Determining an answer is not obvious. How can you tally the number of people prevented from murder, or suicide, by a psychologist’s warning? The goal of the law, after all, is to stop these events from happening.
Photo of Griffin EdwardsGriffin Edwards

Murder Mystery

Edwards developed a solution: If mental health professionals were right, suicides and murders should increase in states after these laws are passed. But he had to tease out this signal from a sea of other possible contributing factors. For example, suicide rates may be higher in the Pacific Northwest due to gloomy weather and a plentiful supply of isolated bridges, Edwards notes.

Murder rates fluctuate as a factor of policing strategies, drug violence, and a host of other reasons. So Edwards compared statistics from states after they passed duty to warn laws to data from the same states prior to passing the laws. Then he compared that difference to numbers from a state that had never passed the laws.

What happened? “The psychologists are right,”  Edwards says. In a 2013 paper, “I found that these laws actually increase suicides among teens, but have no effect on adult suicides,” he notes. In a separate paper, Edwards found that “homicides increase by anywhere from 5 to 7 percent” after mandatory duty to warn laws are passed. “Permissive” laws, which say mental health professionals can warn potential victims or the police, had no statistically significant effect. Edwards is now examining involuntary commitment laws. “Every state has a different length of time you can commit someone involuntarily if you suspect they are a danger to themselves or others,” ranging from three days to three years, he explains. Now Edwards wants “to see if locking someone up actually stops the crime from happening or just delays it.”

Grain and Greens

Edwards’s interests range beyond mental health. “Economics is the study of everything,” he says. He has used government data on hops and barley crops to estimate how much people drank during Prohibition (not as much as you may think), and pored over medical records to determine how that era’s alcohol ban affected infant health (it was good for babies).

One of Edwards’s new papers answers a question that caused controversy in the sports world in the early 2000s. Casey Martin, a talented golfer with a degenerative knee condition, won a Supreme Court case against the Professional Golf Association (PGA), which wouldn’t let him use a cart to move around the course in its mandatory Qualifying School. The justices ruled that the Americans with Disabilities Act applies at Pebble Beach and Augusta National as well as any other public place.

The PGA had argued that walking was crucial to golf. But, Edwards wondered, how much of an advantage did Martin get from his cart? He hit on a quirk of NCAA scheduling for college golf tournaments. Because these events fit into a weekend, all players use carts one day and walk the other day. Analyzing hundreds of tournaments, Edwards found that players scored worse when they drove carts—possibly because the trudge to the next tee helps a player burn off steam from a bad shot and offers a chance to visualize the approach for the upcoming hole, Edwards speculates.
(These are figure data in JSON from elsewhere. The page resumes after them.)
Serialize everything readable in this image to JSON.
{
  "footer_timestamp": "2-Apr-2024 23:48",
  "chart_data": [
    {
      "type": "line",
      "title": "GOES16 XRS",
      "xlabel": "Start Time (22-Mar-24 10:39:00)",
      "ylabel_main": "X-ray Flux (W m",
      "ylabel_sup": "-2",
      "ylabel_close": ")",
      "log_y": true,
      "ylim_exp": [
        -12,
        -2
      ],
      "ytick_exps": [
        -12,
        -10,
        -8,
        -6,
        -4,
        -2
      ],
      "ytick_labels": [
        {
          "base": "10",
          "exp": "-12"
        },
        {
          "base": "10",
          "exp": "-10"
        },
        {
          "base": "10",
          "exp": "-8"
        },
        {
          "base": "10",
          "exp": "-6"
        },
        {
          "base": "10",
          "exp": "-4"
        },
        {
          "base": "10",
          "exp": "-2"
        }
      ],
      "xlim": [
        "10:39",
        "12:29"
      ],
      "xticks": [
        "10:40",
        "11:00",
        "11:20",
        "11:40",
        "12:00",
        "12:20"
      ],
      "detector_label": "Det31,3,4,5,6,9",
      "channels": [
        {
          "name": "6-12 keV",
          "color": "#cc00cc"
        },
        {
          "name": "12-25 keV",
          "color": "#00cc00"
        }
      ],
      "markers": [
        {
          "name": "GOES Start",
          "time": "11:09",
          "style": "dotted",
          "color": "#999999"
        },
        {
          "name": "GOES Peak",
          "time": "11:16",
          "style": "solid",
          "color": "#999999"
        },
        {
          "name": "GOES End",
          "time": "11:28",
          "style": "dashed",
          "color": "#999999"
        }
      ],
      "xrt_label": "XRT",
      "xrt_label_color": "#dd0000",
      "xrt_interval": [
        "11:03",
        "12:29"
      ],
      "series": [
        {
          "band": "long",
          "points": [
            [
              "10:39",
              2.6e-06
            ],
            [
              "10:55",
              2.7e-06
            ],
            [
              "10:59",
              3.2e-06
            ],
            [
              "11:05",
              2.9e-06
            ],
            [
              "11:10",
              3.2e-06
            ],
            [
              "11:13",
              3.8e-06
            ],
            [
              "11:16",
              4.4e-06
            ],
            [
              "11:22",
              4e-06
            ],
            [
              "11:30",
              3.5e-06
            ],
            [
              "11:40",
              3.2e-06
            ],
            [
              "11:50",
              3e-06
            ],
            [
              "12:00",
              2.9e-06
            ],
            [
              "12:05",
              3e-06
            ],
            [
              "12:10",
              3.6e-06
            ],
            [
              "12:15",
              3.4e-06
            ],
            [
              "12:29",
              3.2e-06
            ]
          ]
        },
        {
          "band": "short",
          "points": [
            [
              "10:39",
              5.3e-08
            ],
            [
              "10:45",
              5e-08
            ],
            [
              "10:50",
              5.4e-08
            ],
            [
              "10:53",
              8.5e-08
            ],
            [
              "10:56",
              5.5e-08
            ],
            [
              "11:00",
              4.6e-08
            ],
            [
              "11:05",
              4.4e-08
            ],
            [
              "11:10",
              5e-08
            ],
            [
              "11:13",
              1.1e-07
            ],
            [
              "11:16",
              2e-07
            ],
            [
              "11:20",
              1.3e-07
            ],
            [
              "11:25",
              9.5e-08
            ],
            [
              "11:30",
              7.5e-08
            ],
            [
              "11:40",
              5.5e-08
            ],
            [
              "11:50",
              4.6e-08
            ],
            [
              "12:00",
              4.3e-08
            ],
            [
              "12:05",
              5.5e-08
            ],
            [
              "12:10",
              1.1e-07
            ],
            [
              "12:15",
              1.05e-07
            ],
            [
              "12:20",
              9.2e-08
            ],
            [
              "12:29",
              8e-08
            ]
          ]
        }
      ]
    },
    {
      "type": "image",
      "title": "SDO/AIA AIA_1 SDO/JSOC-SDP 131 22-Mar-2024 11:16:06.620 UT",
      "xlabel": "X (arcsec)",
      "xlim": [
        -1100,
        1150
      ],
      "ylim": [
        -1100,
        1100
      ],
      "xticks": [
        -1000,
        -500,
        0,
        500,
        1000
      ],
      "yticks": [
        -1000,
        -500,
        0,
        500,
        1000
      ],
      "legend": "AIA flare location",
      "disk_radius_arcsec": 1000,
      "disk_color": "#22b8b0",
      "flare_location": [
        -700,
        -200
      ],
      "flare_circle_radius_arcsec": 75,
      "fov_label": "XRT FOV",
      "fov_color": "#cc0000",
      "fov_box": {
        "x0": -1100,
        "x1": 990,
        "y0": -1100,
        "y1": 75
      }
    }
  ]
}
Instead of giving Martin an unfair advantage, driving “actually puts him at a disadvantage,” Edwards says. “The point of that paper is, maybe we could be more accommodating to people with disabilities.”

Judges are beginning to cite empirical legal studies research in their opinions, Edwards says—a trend that should continue as the discipline matures. But Edwards has another motivating factor: “I try to do research that’s not totally boring to my wife.”